An Arts and Crafts Activity
Age: Upper Elementary and Up
Time: An hour or more
Type of Activity: Art
- Cardboard carpet tube (these are usually 3" to 4" in diameter. In this case, the bigger the better)
- Corrugated cardboard (an old box will do just fine)
- Packing or masking tape that is about 2" wide
- Glue (hot glue, white glue, carpenter's glue -- its your choice)
- A power drill or an awl -- ADULT ASSISTANCE REQUIRED
- Flat head spiral nails (about 2"-3" long)
- A hammer
- Paints & paintbrushes
- Found objects for decorating and noise making objects like rice, corn kernels, sunflower seeds or pistachio nut shells.
What to do
Do your kids have some time on their hands? Want to make a fantastic creation? Super! Creating a rainstick is more than a rainy day activity -- it's fun!
Ready, set, go and cut a piece of carpet tube to about three to five feet. An adult should help with this step. Next, have an adult drill tiny holes (smaller than your flat head spiral nails) around the entire area of the carpet tube. This will make hammering the nails easier and safer. If you don't have a drill, or are uncomfortable using one, just use an awl to poke your holes. Now, using a hammer, put the flat headed spiral nails into the holes that you have drilled. When you look into your tube, you should see a maze of nails.

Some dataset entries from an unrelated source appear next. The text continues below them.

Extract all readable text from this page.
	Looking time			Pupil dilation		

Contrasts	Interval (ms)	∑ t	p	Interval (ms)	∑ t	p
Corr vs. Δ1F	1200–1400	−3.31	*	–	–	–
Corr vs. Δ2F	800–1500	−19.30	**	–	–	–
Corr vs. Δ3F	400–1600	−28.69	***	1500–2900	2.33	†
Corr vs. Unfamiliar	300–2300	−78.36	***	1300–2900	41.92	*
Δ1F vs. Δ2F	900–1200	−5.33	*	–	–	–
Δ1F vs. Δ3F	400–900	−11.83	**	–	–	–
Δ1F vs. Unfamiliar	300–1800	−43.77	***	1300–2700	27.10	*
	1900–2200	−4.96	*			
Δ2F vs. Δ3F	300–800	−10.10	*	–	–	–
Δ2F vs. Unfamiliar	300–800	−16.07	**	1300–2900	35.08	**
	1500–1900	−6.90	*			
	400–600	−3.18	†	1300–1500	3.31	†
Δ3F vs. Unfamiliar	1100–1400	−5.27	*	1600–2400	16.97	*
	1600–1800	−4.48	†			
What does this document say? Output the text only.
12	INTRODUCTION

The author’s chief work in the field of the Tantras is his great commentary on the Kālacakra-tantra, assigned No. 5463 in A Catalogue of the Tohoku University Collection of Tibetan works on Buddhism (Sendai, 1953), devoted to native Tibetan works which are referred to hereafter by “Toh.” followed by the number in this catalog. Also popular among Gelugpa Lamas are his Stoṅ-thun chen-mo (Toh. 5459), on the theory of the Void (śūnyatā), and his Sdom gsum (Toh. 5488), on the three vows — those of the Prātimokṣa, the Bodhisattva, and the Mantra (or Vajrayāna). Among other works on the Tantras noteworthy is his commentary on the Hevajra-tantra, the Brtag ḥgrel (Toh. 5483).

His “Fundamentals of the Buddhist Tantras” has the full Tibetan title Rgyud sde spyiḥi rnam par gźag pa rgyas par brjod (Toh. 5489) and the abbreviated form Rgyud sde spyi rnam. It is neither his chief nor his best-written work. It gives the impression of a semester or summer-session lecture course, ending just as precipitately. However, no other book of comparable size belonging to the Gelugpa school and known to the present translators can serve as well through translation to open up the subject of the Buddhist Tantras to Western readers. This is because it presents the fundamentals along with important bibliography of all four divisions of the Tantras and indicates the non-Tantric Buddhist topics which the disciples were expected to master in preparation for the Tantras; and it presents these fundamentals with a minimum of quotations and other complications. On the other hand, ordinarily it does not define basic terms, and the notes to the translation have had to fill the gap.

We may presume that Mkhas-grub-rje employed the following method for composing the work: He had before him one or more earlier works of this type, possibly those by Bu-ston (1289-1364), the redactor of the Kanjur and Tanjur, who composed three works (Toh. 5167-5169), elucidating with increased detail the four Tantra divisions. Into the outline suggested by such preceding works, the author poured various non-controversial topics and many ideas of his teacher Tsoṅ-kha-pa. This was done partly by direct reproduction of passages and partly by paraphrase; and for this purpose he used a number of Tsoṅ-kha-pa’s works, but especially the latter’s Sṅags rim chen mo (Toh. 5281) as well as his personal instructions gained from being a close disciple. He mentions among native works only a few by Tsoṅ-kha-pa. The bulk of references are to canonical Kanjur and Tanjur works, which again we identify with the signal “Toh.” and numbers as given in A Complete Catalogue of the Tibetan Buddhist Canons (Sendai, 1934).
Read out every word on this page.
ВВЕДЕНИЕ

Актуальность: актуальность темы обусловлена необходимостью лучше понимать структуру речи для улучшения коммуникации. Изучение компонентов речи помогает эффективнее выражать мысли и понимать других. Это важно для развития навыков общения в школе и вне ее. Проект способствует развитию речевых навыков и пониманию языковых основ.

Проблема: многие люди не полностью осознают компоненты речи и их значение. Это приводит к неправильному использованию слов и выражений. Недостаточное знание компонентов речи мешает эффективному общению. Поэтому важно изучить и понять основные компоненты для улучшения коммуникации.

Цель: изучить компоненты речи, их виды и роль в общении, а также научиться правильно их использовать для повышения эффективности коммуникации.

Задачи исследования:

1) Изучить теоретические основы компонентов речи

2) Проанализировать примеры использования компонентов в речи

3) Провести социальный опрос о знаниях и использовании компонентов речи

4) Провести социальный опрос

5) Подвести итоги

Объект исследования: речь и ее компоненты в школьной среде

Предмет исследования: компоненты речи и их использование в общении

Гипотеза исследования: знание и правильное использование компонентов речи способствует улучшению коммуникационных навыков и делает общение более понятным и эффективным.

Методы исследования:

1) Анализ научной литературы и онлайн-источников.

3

Now you're ready to "plug" one end of your tube by placing it on a piece of cardboard, tracing around the tube and cutting out the circle. Repeat the process so you have a circle for both ends. Attach the cardboard circle using glue or tape. When one end of your tube is sealed, put a few cups of sunflower seeds, rice, corn kernels, or a combination of all three, into the tube. You will start to hear just how many or how few cups it will take achieve the desired sound. Remember, you don't want to make the rainstick too heavy, so don't put too much filling in. Once you are satisfied with the sound, you can seal the other end of the tube with the second circle.